Her parents have launched a petition calling for a cancer specialist in every doctor surgery, a dedicated GP for each patient, frequent courses for GPs and a public health campaign on the warning signs of cancer in young people.

In response to Jessica’s case, Dr Richard Roope, clinical adviser for cancer at the Royal College of General Practitioners, told MPs: ‘In general practice we talk about learning events and this is the mother of all learning events. 

‘To state obvious, no GP gets up in morning to miss a diagnosis. 

‘We are there to help our patients and to enable access to the best treatment and diagnostics in a timely fashion and I think we can do things better than what has happened.

‘And I think the narrative that we’ve heard is in a way a manifestation of essentially demand outstripping supply. 

‘That all GPs could do more if we had more time and if there was more GPs we could give more time to each patient.’

It comes as the Health Secretary said today that ‘everyone can understand’ why GPs ‘couldn’t provide access in the normal way’ during the peak of the coronavirus pandemic.
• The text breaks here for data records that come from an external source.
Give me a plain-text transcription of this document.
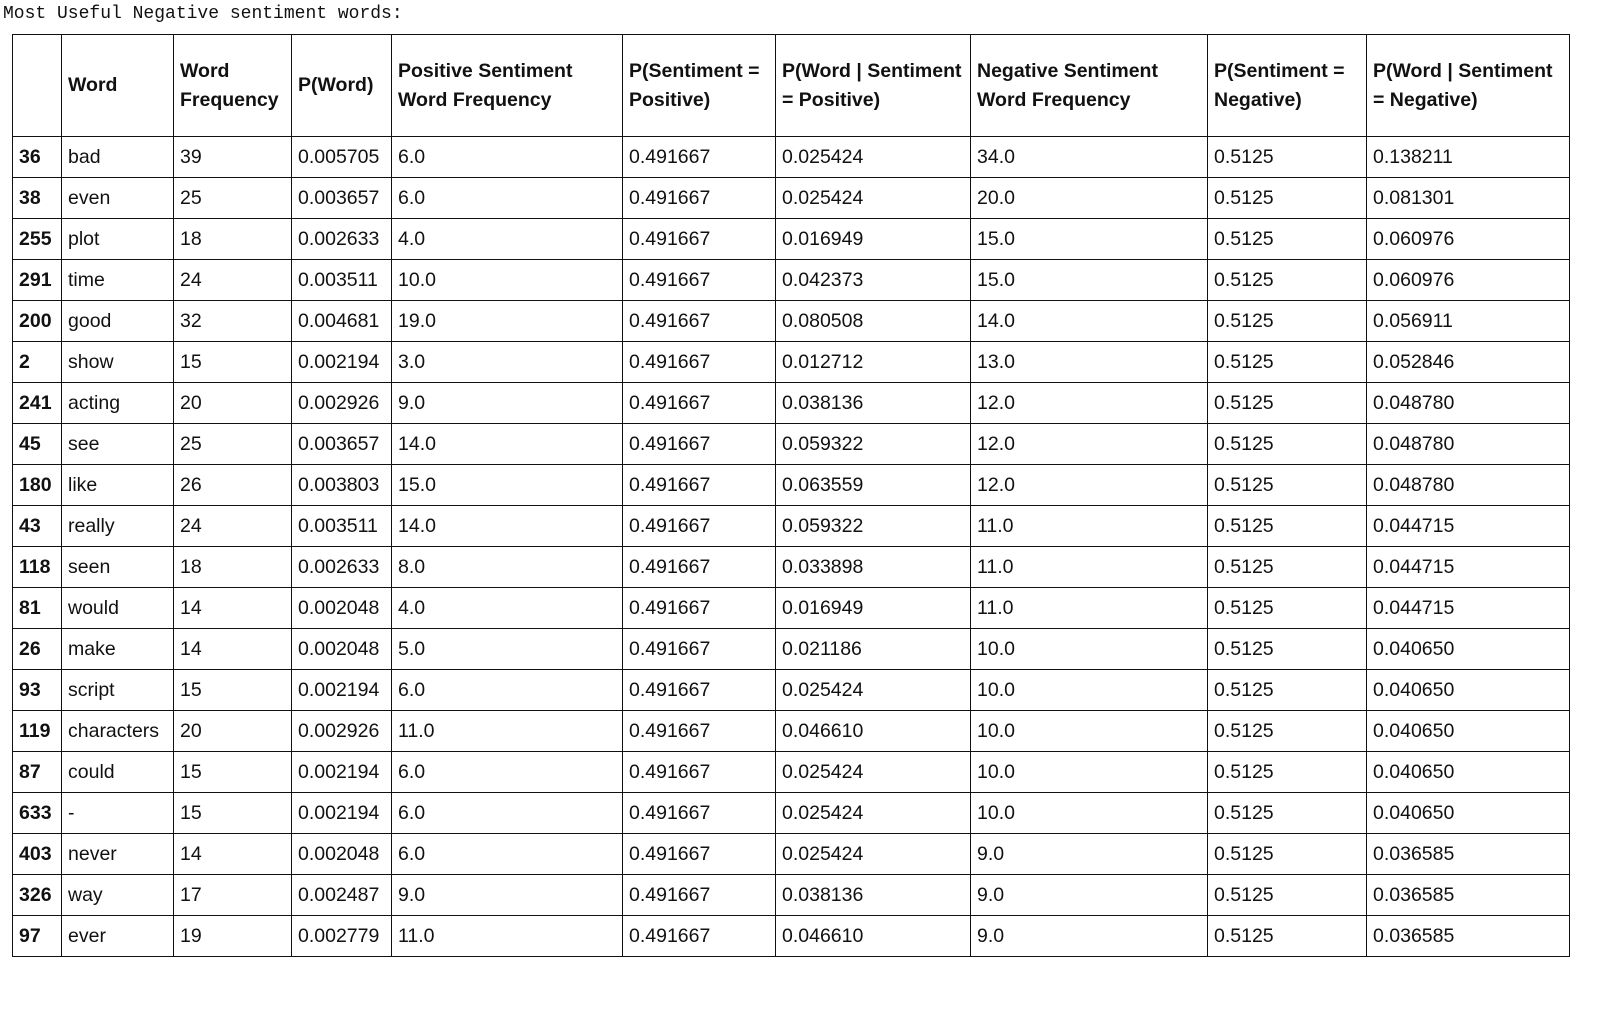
Most Useful Negative sentiment words:
	Word	Word Frequency	P(Word)	Positive Sentiment Word Frequency	P(Sentiment = Positive)	P(Word | Sentiment = Positive)	Negative Sentiment Word Frequency	P(Sentiment = Negative)	P(Word | Sentiment = Negative)
36	bad	39	0.005705	6.0	0.491667	0.025424	34.0	0.5125	0.138211
38	even	25	0.003657	6.0	0.491667	0.025424	20.0	0.5125	0.081301
255	plot	18	0.002633	4.0	0.491667	0.016949	15.0	0.5125	0.060976
291	time	24	0.003511	10.0	0.491667	0.042373	15.0	0.5125	0.060976
200	good	32	0.004681	19.0	0.491667	0.080508	14.0	0.5125	0.056911
2	show	15	0.002194	3.0	0.491667	0.012712	13.0	0.5125	0.052846
241	acting	20	0.002926	9.0	0.491667	0.038136	12.0	0.5125	0.048780
45	see	25	0.003657	14.0	0.491667	0.059322	12.0	0.5125	0.048780
180	like	26	0.003803	15.0	0.491667	0.063559	12.0	0.5125	0.048780
43	really	24	0.003511	14.0	0.491667	0.059322	11.0	0.5125	0.044715
118	seen	18	0.002633	8.0	0.491667	0.033898	11.0	0.5125	0.044715
81	would	14	0.002048	4.0	0.491667	0.016949	11.0	0.5125	0.044715
26	make	14	0.002048	5.0	0.491667	0.021186	10.0	0.5125	0.040650
93	script	15	0.002194	6.0	0.491667	0.025424	10.0	0.5125	0.040650
119	characters	20	0.002926	11.0	0.491667	0.046610	10.0	0.5125	0.040650
87	could	15	0.002194	6.0	0.491667	0.025424	10.0	0.5125	0.040650
633	-	15	0.002194	6.0	0.491667	0.025424	10.0	0.5125	0.040650
403	never	14	0.002048	6.0	0.491667	0.025424	9.0	0.5125	0.036585
326	way	17	0.002487	9.0	0.491667	0.038136	9.0	0.5125	0.036585
97	ever	19	0.002779	11.0	0.491667	0.046610	9.0	0.5125	0.036585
But he said ‘we are way past that now’ and doctors should be following society in going back to ‘completely normal’ life.

He said that ‘more GPs should be offering face-to-face access’ and ‘we intend to do a lot more about it’.
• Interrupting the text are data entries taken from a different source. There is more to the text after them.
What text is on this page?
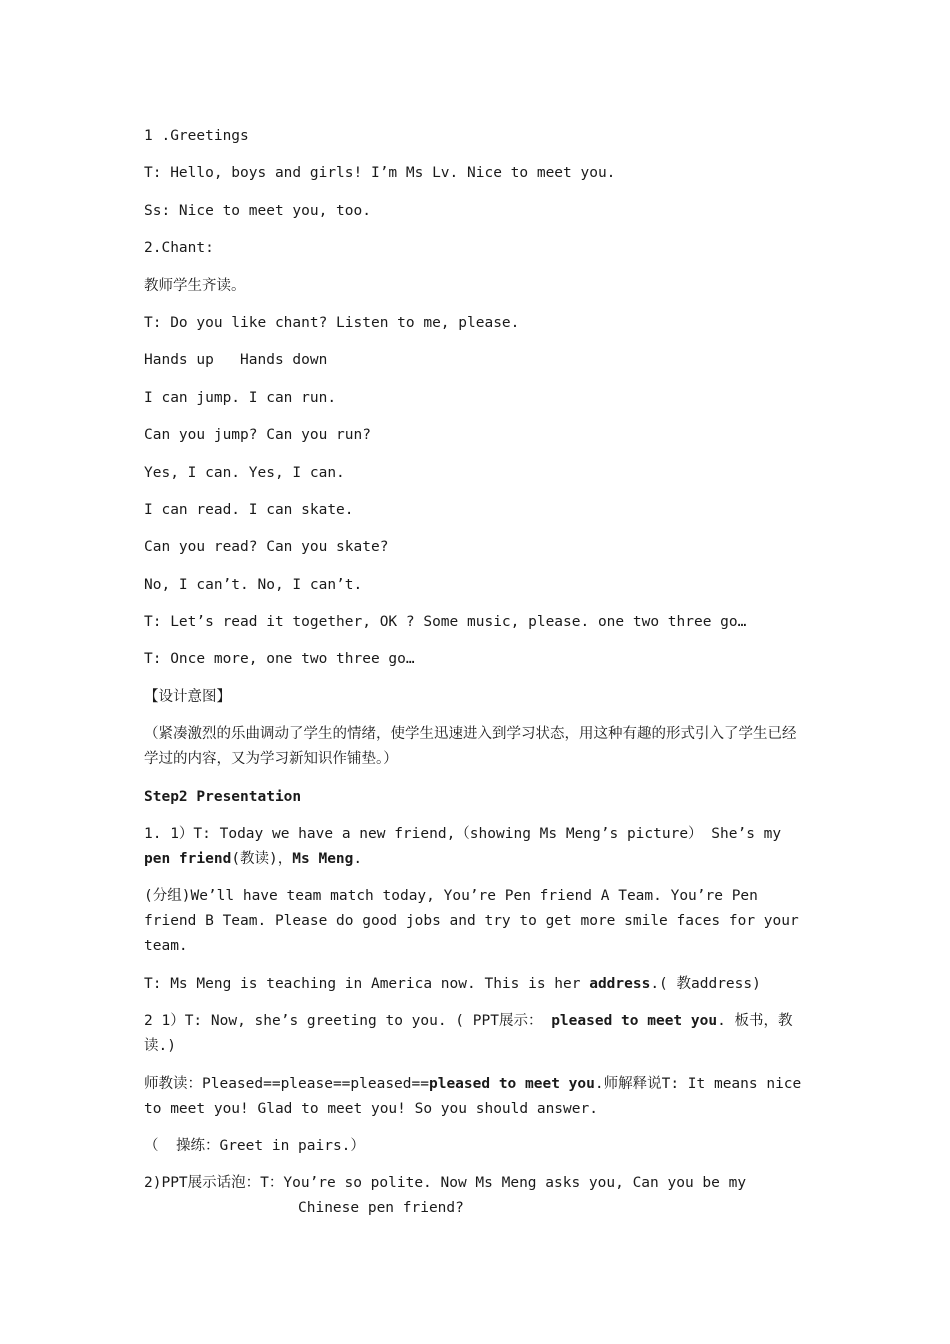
1 .Greetings

T: Hello, boys and girls! I’m Ms Lv. Nice to meet you.

Ss: Nice to meet you, too.

2.Chant:

教师学生齐读。

T: Do you like chant? Listen to me, please.

Hands up   Hands down

I can jump. I can run.

Can you jump? Can you run?

Yes, I can. Yes, I can.

I can read. I can skate.

Can you read? Can you skate?

No, I can’t. No, I can’t.

T: Let’s read it together, OK ? Some music, please. one two three go…

T: Once more, one two three go…

【设计意图】

（紧凑激烈的乐曲调动了学生的情绪，使学生迅速进入到学习状态，用这种有趣的形式引入了学生已经学过的内容，又为学习新知识作铺垫。）

Step2 Presentation

1. 1）T: Today we have a new friend,（showing Ms Meng’s picture） She’s my pen friend(教读)，Ms Meng.

(分组)We’ll have team match today, You’re Pen friend A Team. You’re Pen friend B Team. Please do good jobs and try to get more smile faces for your team.

T: Ms Meng is teaching in America now. This is her address.( 教address)

2 1）T: Now, she’s greeting to you. ( PPT展示： pleased to meet you. 板书，教读.)

师教读：Pleased==please==pleased==pleased to meet you.师解释说T: It means nice to meet you! Glad to meet you! So you should answer.

（  操练：Greet in pairs.）

2)PPT展示话泡：T：You’re so polite. Now Ms Meng asks you, Can you be my Chinese pen friend?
Virtual appointments were heavily encouraged throughout the Covid crisis in an attempt to keep social mixing low and hospitals virus-free.

But trusts have continued to incentivise the practice, with GPs being offered bonuses to keep in person attendances low.

There are fears that some people, particularly the elderly, are being left behind.

Recent data from NHS Digital showed 57.2 per cent of appointments in July were conducted face-to-face.

That is higher than the low of 46.8 per cent last April, as the first Covid wave swept across the UK, but much lower than the 80 per cent pre-pandemic figure.